Artist and film-maker Sarah Beddington makes her feature documentary debut with this record of her friendship with Fadia Loubani, a Palestinian woman in Bourj el-Barajneh in Beirut, one of the 58 UN refugee camps. Loubani’s story is fraught with drama and sadness: when she was a much younger woman – and a widow – her extended family had the chance to get refugee status and EU citizenship in Denmark, but bureaucratic qualifications meant her children would only be eligible if she sent them on alone without her. She chose instead to keep them with her, closer to that yearned-for Palestinian homeland which is just a few miles away but behind grim barriers.
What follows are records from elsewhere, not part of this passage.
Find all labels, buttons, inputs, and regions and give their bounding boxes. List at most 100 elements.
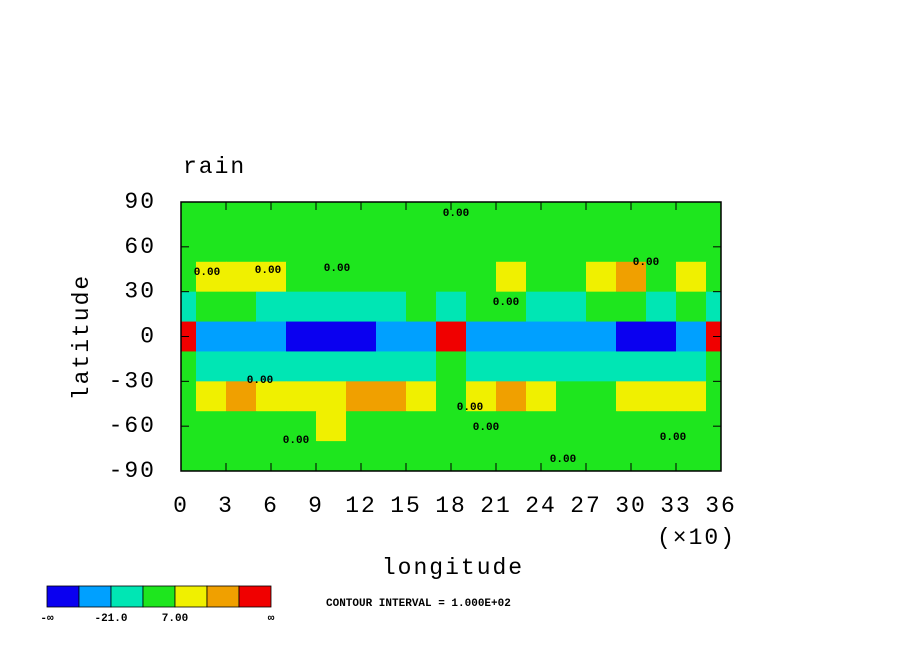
field-cell (646, 411, 677, 442)
field-cell (286, 291, 317, 323)
field-cell (436, 381, 467, 412)
field-cell (496, 411, 527, 442)
contour-label: 0.00 (473, 422, 499, 434)
field-cell (316, 261, 347, 293)
field-cell (496, 381, 527, 412)
x-tick-label: 27 (570, 493, 602, 519)
field-cell (406, 381, 437, 412)
field-cell (556, 441, 587, 471)
field-cell (376, 351, 407, 382)
field-cell (226, 291, 257, 323)
field-cell (346, 321, 377, 352)
field-cell (466, 381, 497, 412)
field-cell (286, 321, 317, 352)
field-cell (616, 351, 647, 382)
field-cell (526, 231, 557, 263)
field-cell (406, 321, 437, 352)
field-cell (646, 321, 677, 352)
colorbar-label: ∞ (268, 613, 275, 625)
field-cell (616, 231, 647, 263)
field-cell (346, 351, 377, 382)
field-cell (706, 291, 721, 323)
field-cell (496, 321, 527, 352)
field-cell (676, 321, 707, 352)
field-cell (346, 411, 377, 442)
field-cell (376, 231, 407, 263)
field-cell (616, 291, 647, 323)
field-cell (466, 231, 497, 263)
field-cell (496, 261, 527, 293)
field-cell (196, 291, 227, 323)
field-cell (226, 261, 257, 293)
field-cell (646, 291, 677, 323)
field-cell (226, 231, 257, 263)
contour-label: 0.00 (550, 454, 576, 466)
field-cell (706, 351, 721, 382)
y-axis-label: latitude (69, 274, 95, 400)
field-cell (256, 291, 287, 323)
contour-label: 0.00 (633, 257, 659, 269)
field-cell (181, 381, 197, 412)
field-cell (376, 321, 407, 352)
field-cell (286, 261, 317, 293)
y-tick-label: 60 (124, 234, 156, 260)
contour-note: CONTOUR INTERVAL = 1.000E+02 (326, 598, 511, 610)
field-cell (616, 381, 647, 412)
x-tick-label: 21 (480, 493, 512, 519)
field-cell (586, 381, 617, 412)
field-cell (346, 381, 377, 412)
field-cell (586, 351, 617, 382)
field-cell (586, 321, 617, 352)
field-cell (496, 441, 527, 471)
x-tick-label: 33 (660, 493, 692, 519)
field-cell (526, 381, 557, 412)
field-cell (436, 321, 467, 352)
y-tick-label: -60 (109, 413, 156, 439)
field-cell (256, 231, 287, 263)
field-cell (676, 441, 707, 471)
x-tick-label: 3 (218, 493, 234, 519)
field-cell (226, 321, 257, 352)
field-cell (406, 351, 437, 382)
field-cell (256, 351, 287, 382)
field-cell (466, 441, 497, 471)
field-cell (406, 202, 437, 233)
field-cell (676, 381, 707, 412)
field-cell (706, 261, 721, 293)
contour-label: 0.00 (457, 402, 483, 414)
contour-label: 0.00 (194, 267, 220, 279)
field-cell (466, 291, 497, 323)
x-tick-label: 30 (615, 493, 647, 519)
field-cell (436, 411, 467, 442)
field-cell (496, 202, 527, 233)
field-cell (556, 261, 587, 293)
field-cell (286, 231, 317, 263)
colorbar-box (142, 585, 176, 608)
field-cell (616, 261, 647, 293)
colorbar-label: -∞ (40, 613, 54, 625)
field-cell (466, 261, 497, 293)
field-cell (406, 261, 437, 293)
field-cell (316, 231, 347, 263)
field-cell (556, 231, 587, 263)
field-cell (256, 381, 287, 412)
x-tick-label: 0 (173, 493, 189, 519)
colorbar-box (206, 585, 240, 608)
colorbar-box (78, 585, 112, 608)
x-tick-label: 6 (263, 493, 279, 519)
field-cell (676, 351, 707, 382)
field-cell (526, 321, 557, 352)
field-cell (496, 231, 527, 263)
colorbar-box (238, 585, 272, 608)
y-tick-label: -90 (109, 458, 156, 484)
field-cell (676, 261, 707, 293)
field-cell (316, 411, 347, 442)
field-cell (346, 231, 377, 263)
field-cell (286, 202, 317, 233)
field-cell (436, 261, 467, 293)
contour-label: 0.00 (247, 375, 273, 387)
field-cell (466, 202, 497, 233)
field-cell (586, 202, 617, 233)
field-cell (526, 261, 557, 293)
Loubani’s friendship with Beddington is complicated by history (someone on camera here is annoyed to hear that she is British, on account of the British Mandate and the Balfour Declaration) but she tells Beddington about her family’s home village of Sa’Sa’, right on the Lebanese border, and the family legend of a mulberry tree near their house. It becomes Beddington’s mission to locate this tree on her behalf. The story of Fadia’s tree (perhaps inspired by Eran Riklis’s 2008 film Lemon Tree) is interleaved with thoughts on birds: the Palestinian ornithologist Sami Backleh is interviewed and the film ponders the freedom of birds to go where they like, to ignore the walls and barriers below, and indeed to alight in whatever trees they want.

There is a great sadness and a great frustration in this film, despite the plaintive happiness with which Loubani greets hopeful news of her tree. It’s a film that sets anger and to some extent politics to one side in favour of a sombre, supportive, emotional portrait.

• Fadia’s Tree is released on 5 August in cinemas.